Americans are so steeped in the language of checks and balances, or so put off by recent partisan rancor, that we sometimes forget the business of government is something of a joint enterprise requiring a commitment to the common good.

In fact, the people who founded this country believed that its fate would be determined by the political virtue of its leaders. As James Madison said at the Constitutional Convention, “Is there no virtue among us? If there be not, we are in a wretched situation. No theoretical checks — no form of government can render us secure.”

He elaborated on that belief in Federalist No. 10, stating that the job of our representatives in Congress was “to refine and enlarge the public views, by passing them through the medium of a chosen body of citizens, whose wisdom may best discern the true interest of their country, and whose patriotism and love of justice will be least likely to sacrifice it to temporary or partial considerations.” 
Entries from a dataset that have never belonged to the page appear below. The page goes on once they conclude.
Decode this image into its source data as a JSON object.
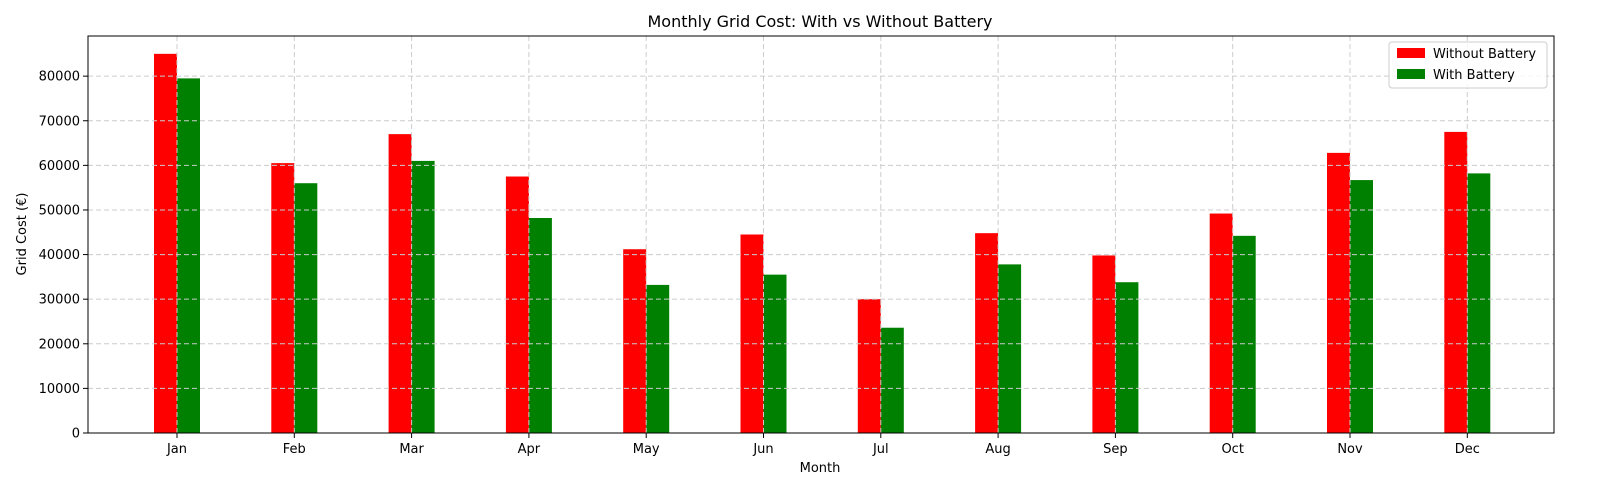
{
  "chart_data": {
    "type": "bar",
    "title": "Monthly Grid Cost: With vs Without Battery",
    "xlabel": "Month",
    "ylabel": "Grid Cost (€)",
    "categories": [
      "Jan",
      "Feb",
      "Mar",
      "Apr",
      "May",
      "Jun",
      "Jul",
      "Aug",
      "Sep",
      "Oct",
      "Nov",
      "Dec"
    ],
    "ylim": [
      0,
      89000
    ],
    "yticks": [
      0,
      10000,
      20000,
      30000,
      40000,
      50000,
      60000,
      70000,
      80000
    ],
    "grid": true,
    "legend_position": "top-right",
    "series": [
      {
        "name": "Without Battery",
        "color": "#ff0000",
        "values": [
          85000,
          60500,
          67000,
          57500,
          41200,
          44500,
          30000,
          44800,
          39800,
          49200,
          62800,
          67500
        ]
      },
      {
        "name": "With Battery",
        "color": "#008000",
        "values": [
          79500,
          56000,
          61000,
          48200,
          33200,
          35500,
          23600,
          37800,
          33800,
          44200,
          56700,
          58200
        ]
      }
    ]
  }
}
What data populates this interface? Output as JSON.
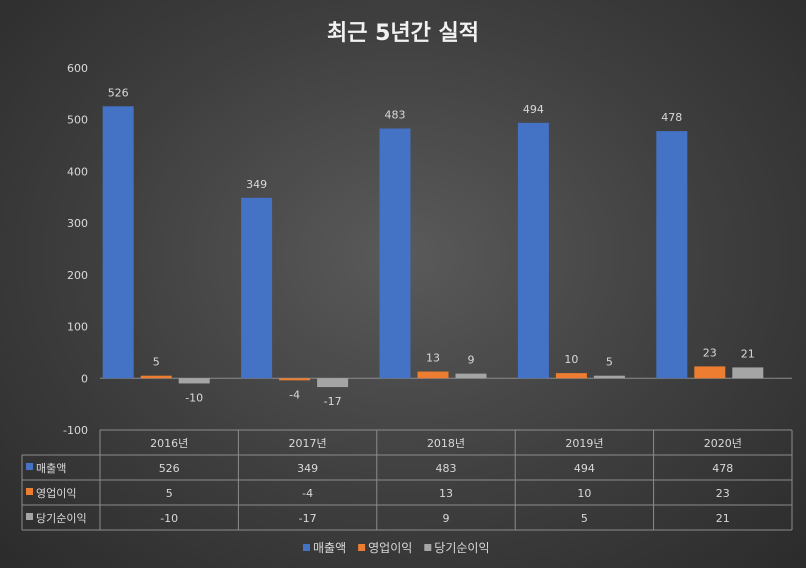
{
  "chart_data": {
    "type": "bar",
    "title": "최근 5년간 실적",
    "categories": [
      "2016년",
      "2017년",
      "2018년",
      "2019년",
      "2020년"
    ],
    "series": [
      {
        "name": "매출액",
        "values": [
          526,
          349,
          483,
          494,
          478
        ],
        "color": "#4472C4"
      },
      {
        "name": "영업이익",
        "values": [
          5,
          -4,
          13,
          10,
          23
        ],
        "color": "#ED7D31"
      },
      {
        "name": "당기순이익",
        "values": [
          -10,
          -17,
          9,
          5,
          21
        ],
        "color": "#A5A5A5"
      }
    ],
    "ylim": [
      -100,
      600
    ],
    "yticks": [
      -100,
      0,
      100,
      200,
      300,
      400,
      500,
      600
    ],
    "xlabel": "",
    "ylabel": "",
    "grid": false,
    "legend": "bottom",
    "data_table": true
  }
}
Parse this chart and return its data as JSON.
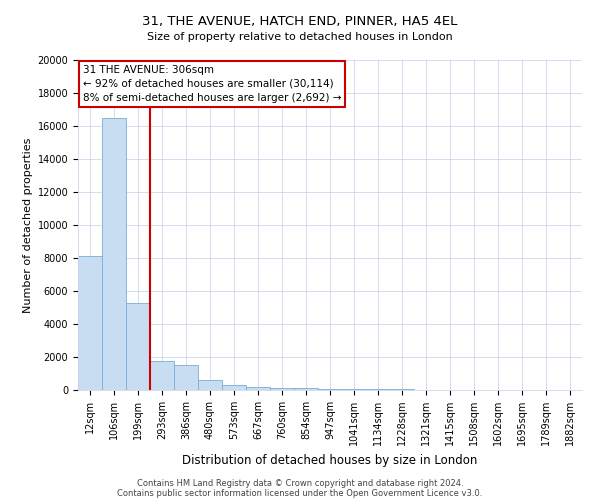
{
  "title": "31, THE AVENUE, HATCH END, PINNER, HA5 4EL",
  "subtitle": "Size of property relative to detached houses in London",
  "xlabel": "Distribution of detached houses by size in London",
  "ylabel": "Number of detached properties",
  "bar_labels": [
    "12sqm",
    "106sqm",
    "199sqm",
    "293sqm",
    "386sqm",
    "480sqm",
    "573sqm",
    "667sqm",
    "760sqm",
    "854sqm",
    "947sqm",
    "1041sqm",
    "1134sqm",
    "1228sqm",
    "1321sqm",
    "1415sqm",
    "1508sqm",
    "1602sqm",
    "1695sqm",
    "1789sqm",
    "1882sqm"
  ],
  "bar_heights": [
    8100,
    16500,
    5300,
    1750,
    1500,
    580,
    300,
    180,
    120,
    100,
    70,
    55,
    45,
    35,
    28,
    18,
    13,
    9,
    7,
    4,
    2
  ],
  "bar_color": "#c9ddf2",
  "bar_edge_color": "#7aadd4",
  "ylim": [
    0,
    20000
  ],
  "yticks": [
    0,
    2000,
    4000,
    6000,
    8000,
    10000,
    12000,
    14000,
    16000,
    18000,
    20000
  ],
  "vline_x": 2.5,
  "annotation_text": "31 THE AVENUE: 306sqm\n← 92% of detached houses are smaller (30,114)\n8% of semi-detached houses are larger (2,692) →",
  "annotation_box_color": "#ffffff",
  "annotation_box_edge": "#cc0000",
  "vline_color": "#cc0000",
  "footer1": "Contains HM Land Registry data © Crown copyright and database right 2024.",
  "footer2": "Contains public sector information licensed under the Open Government Licence v3.0.",
  "background_color": "#ffffff",
  "grid_color": "#cdd8eb",
  "title_fontsize": 9.5,
  "subtitle_fontsize": 8,
  "ylabel_fontsize": 8,
  "xlabel_fontsize": 8.5,
  "tick_fontsize": 7,
  "annotation_fontsize": 7.5,
  "footer_fontsize": 6
}
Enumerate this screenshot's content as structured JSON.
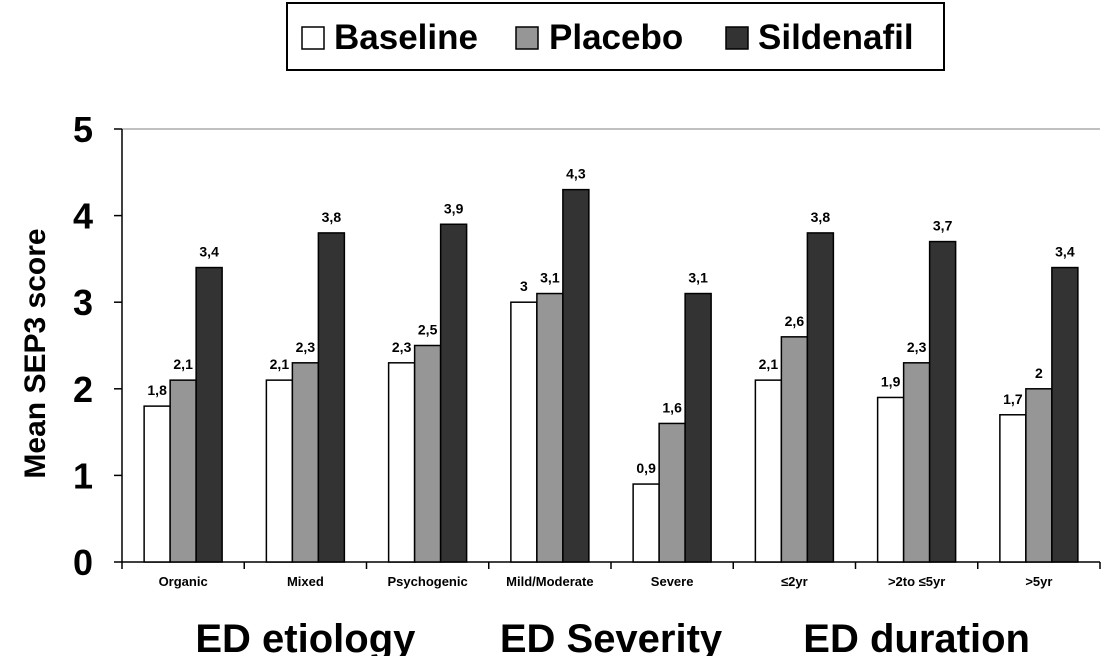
{
  "chart_data": {
    "type": "bar",
    "categories": [
      "Organic",
      "Mixed",
      "Psychogenic",
      "Mild/Moderate",
      "Severe",
      "≤2yr",
      ">2to ≤5yr",
      ">5yr"
    ],
    "series": [
      {
        "name": "Baseline",
        "values": [
          1.8,
          2.1,
          2.3,
          3.0,
          0.9,
          2.1,
          1.9,
          1.7
        ],
        "labels": [
          "1,8",
          "2,1",
          "2,3",
          "3",
          "0,9",
          "2,1",
          "1,9",
          "1,7"
        ],
        "color": "#ffffff"
      },
      {
        "name": "Placebo",
        "values": [
          2.1,
          2.3,
          2.5,
          3.1,
          1.6,
          2.6,
          2.3,
          2.0
        ],
        "labels": [
          "2,1",
          "2,3",
          "2,5",
          "3,1",
          "1,6",
          "2,6",
          "2,3",
          "2"
        ],
        "color": "#969696"
      },
      {
        "name": "Sildenafil",
        "values": [
          3.4,
          3.8,
          3.9,
          4.3,
          3.1,
          3.8,
          3.7,
          3.4
        ],
        "labels": [
          "3,4",
          "3,8",
          "3,9",
          "4,3",
          "3,1",
          "3,8",
          "3,7",
          "3,4"
        ],
        "color": "#333333"
      }
    ],
    "ylabel": "Mean SEP3 score",
    "ylim": [
      0,
      5
    ],
    "yticks": [
      "0",
      "1",
      "2",
      "3",
      "4",
      "5"
    ],
    "groups": [
      {
        "label": "ED etiology",
        "categories": [
          "Organic",
          "Mixed",
          "Psychogenic"
        ]
      },
      {
        "label": "ED Severity",
        "categories": [
          "Mild/Moderate",
          "Severe"
        ]
      },
      {
        "label": "ED duration",
        "categories": [
          "≤2yr",
          ">2to ≤5yr",
          ">5yr"
        ]
      }
    ],
    "legend_position": "top",
    "grid": false
  }
}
I fear that Johnson has forgotten Madison’s words.  

It is bad enough that Trump is responding to the government shutdown by setting out to prove that Obama is wrong, that we are not “one people.” But he should not be cheered on in that effort by people whose high station requires wisdom, patriotism and the love of justice. 

Austin Sarat is the William Nelson Cromwell Professor of Jurisprudence and Political Science at Amherst College.